I don't think the autoignition temperature of E85 is high enough. If it is, it won't be good on the fuel system.
I know of two trials using ethanol fuel in Diesel engines.
ADM (huge agri-business conglomerate) did it in 1992 with some Detroit Diesel engines they converted. The fuel used was 95% ethanol and 5% gasoline. Engines were modified with 23:1 compression (up from 18:1 in the standard 6V-92TA engines), injectors with larger holes, modified ECU, and glow plugs added for cold starts. Engine power was OK for the most part but injectors repeatedly needed to be replaced due to clogging with come coke/gum deposits.
In modern times, Scania (European truck manufacturer) offers an inline-5 engine for mass transit buses (but maybe they could and would offer it in semis if someone wanted to buy it?) that uses ED95 fuel. The fuel is 95% ethanol and then 5% of an ignition-improver (something with a high cetane number) that also acts as a lubricant and corrosion inhibitor in the fuel system. Maybe the 5% is a mixture of things to do all those jobs, but it's a blended fuel with 95% ethanol. For their engines, compression is all the way up to 28:1 and the exhaust is so clean that I don't think it needs a particulate filter.
There are also some dual-fuel engines that use natural gas. The Napa Valley Wine Train operates a vintage locomotive that uses compressed natural gas.

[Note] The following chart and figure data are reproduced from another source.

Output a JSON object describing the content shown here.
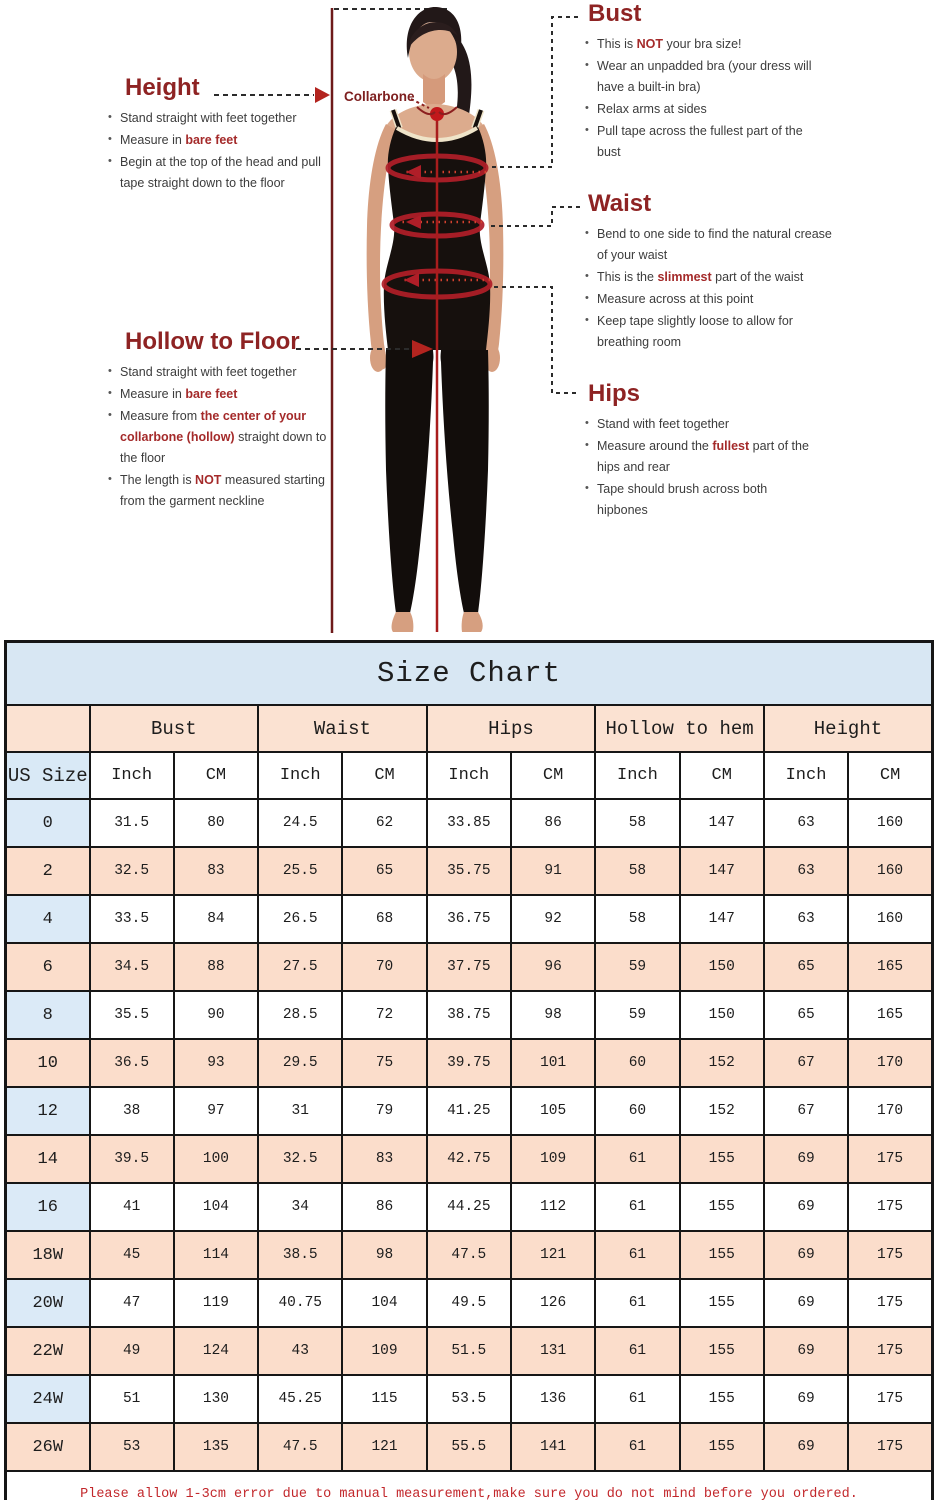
{
  "diagram": {
    "collarbone_label": "Collarbone",
    "sections": [
      {
        "id": "height",
        "title": "Height",
        "bullets": [
          [
            {
              "t": "Stand straight with feet together"
            }
          ],
          [
            {
              "t": "Measure in "
            },
            {
              "t": "bare feet",
              "red": true
            }
          ],
          [
            {
              "t": "Begin at the top of the head and pull tape straight down to the floor"
            }
          ]
        ]
      },
      {
        "id": "bust",
        "title": "Bust",
        "bullets": [
          [
            {
              "t": "This is "
            },
            {
              "t": "NOT",
              "red": true
            },
            {
              "t": " your bra size!"
            }
          ],
          [
            {
              "t": "Wear an unpadded bra (your dress will have a built-in bra)"
            }
          ],
          [
            {
              "t": "Relax arms at sides"
            }
          ],
          [
            {
              "t": "Pull tape across the fullest part of the bust"
            }
          ]
        ]
      },
      {
        "id": "waist",
        "title": "Waist",
        "bullets": [
          [
            {
              "t": "Bend to one side to find the natural crease of your waist"
            }
          ],
          [
            {
              "t": "This is the "
            },
            {
              "t": "slimmest",
              "red": true
            },
            {
              "t": " part of the waist"
            }
          ],
          [
            {
              "t": "Measure across at this point"
            }
          ],
          [
            {
              "t": "Keep tape slightly loose to allow for breathing room"
            }
          ]
        ]
      },
      {
        "id": "hips",
        "title": "Hips",
        "bullets": [
          [
            {
              "t": "Stand with feet together"
            }
          ],
          [
            {
              "t": "Measure around the "
            },
            {
              "t": "fullest",
              "red": true
            },
            {
              "t": " part of the hips and rear"
            }
          ],
          [
            {
              "t": "Tape should brush across both hipbones"
            }
          ]
        ]
      },
      {
        "id": "hollow_to_floor",
        "title": "Hollow to Floor",
        "bullets": [
          [
            {
              "t": "Stand straight with feet together"
            }
          ],
          [
            {
              "t": "Measure in "
            },
            {
              "t": "bare feet",
              "red": true
            }
          ],
          [
            {
              "t": "Measure from "
            },
            {
              "t": "the center of your collarbone (hollow)",
              "red": true
            },
            {
              "t": " straight down to the floor"
            }
          ],
          [
            {
              "t": "The length is "
            },
            {
              "t": "NOT",
              "red": true
            },
            {
              "t": " measured starting from the garment neckline"
            }
          ]
        ]
      }
    ]
  },
  "size_chart": {
    "title": "Size Chart",
    "row_header": "US Size",
    "groups": [
      "Bust",
      "Waist",
      "Hips",
      "Hollow to hem",
      "Height"
    ],
    "unit_labels": [
      "Inch",
      "CM"
    ],
    "footnote": "Please allow 1-3cm error due to manual measurement,make sure you do not mind before you ordered."
  },
  "chart_data": {
    "type": "table",
    "title": "Size Chart",
    "columns": [
      "US Size",
      "Bust Inch",
      "Bust CM",
      "Waist Inch",
      "Waist CM",
      "Hips Inch",
      "Hips CM",
      "Hollow to hem Inch",
      "Hollow to hem CM",
      "Height Inch",
      "Height CM"
    ],
    "rows": [
      [
        "0",
        "31.5",
        "80",
        "24.5",
        "62",
        "33.85",
        "86",
        "58",
        "147",
        "63",
        "160"
      ],
      [
        "2",
        "32.5",
        "83",
        "25.5",
        "65",
        "35.75",
        "91",
        "58",
        "147",
        "63",
        "160"
      ],
      [
        "4",
        "33.5",
        "84",
        "26.5",
        "68",
        "36.75",
        "92",
        "58",
        "147",
        "63",
        "160"
      ],
      [
        "6",
        "34.5",
        "88",
        "27.5",
        "70",
        "37.75",
        "96",
        "59",
        "150",
        "65",
        "165"
      ],
      [
        "8",
        "35.5",
        "90",
        "28.5",
        "72",
        "38.75",
        "98",
        "59",
        "150",
        "65",
        "165"
      ],
      [
        "10",
        "36.5",
        "93",
        "29.5",
        "75",
        "39.75",
        "101",
        "60",
        "152",
        "67",
        "170"
      ],
      [
        "12",
        "38",
        "97",
        "31",
        "79",
        "41.25",
        "105",
        "60",
        "152",
        "67",
        "170"
      ],
      [
        "14",
        "39.5",
        "100",
        "32.5",
        "83",
        "42.75",
        "109",
        "61",
        "155",
        "69",
        "175"
      ],
      [
        "16",
        "41",
        "104",
        "34",
        "86",
        "44.25",
        "112",
        "61",
        "155",
        "69",
        "175"
      ],
      [
        "18W",
        "45",
        "114",
        "38.5",
        "98",
        "47.5",
        "121",
        "61",
        "155",
        "69",
        "175"
      ],
      [
        "20W",
        "47",
        "119",
        "40.75",
        "104",
        "49.5",
        "126",
        "61",
        "155",
        "69",
        "175"
      ],
      [
        "22W",
        "49",
        "124",
        "43",
        "109",
        "51.5",
        "131",
        "61",
        "155",
        "69",
        "175"
      ],
      [
        "24W",
        "51",
        "130",
        "45.25",
        "115",
        "53.5",
        "136",
        "61",
        "155",
        "69",
        "175"
      ],
      [
        "26W",
        "53",
        "135",
        "47.5",
        "121",
        "55.5",
        "141",
        "61",
        "155",
        "69",
        "175"
      ]
    ]
  },
  "colors": {
    "heading_red": "#8e2323",
    "highlight_red": "#a42a2a",
    "measure_ring_red": "#b01e28",
    "table_title_blue": "#d8e7f3",
    "group_header_peach": "#fbe2d2",
    "size_cell_blue": "#dbeaf7",
    "row_peach": "#fbddcb",
    "footnote_red": "#c2272b"
  }
}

I think the engine has an ECU programmed to always inject Diesel fuel at idle and as an ignition event, and the natural gas is fed into the engine intake through some sort of carburetor or fuel injection that mixes it all in and it's a gas drawn into the cylinders. The compression doesn't ignite the natural gas so they still need a pilot injection of Diesel fuel to ignite each combustion event as if it were like a spark plug. This also has some fall-back operation where they can run out of CNG fuel and switch back to using 100% Diesel in limited circumstances.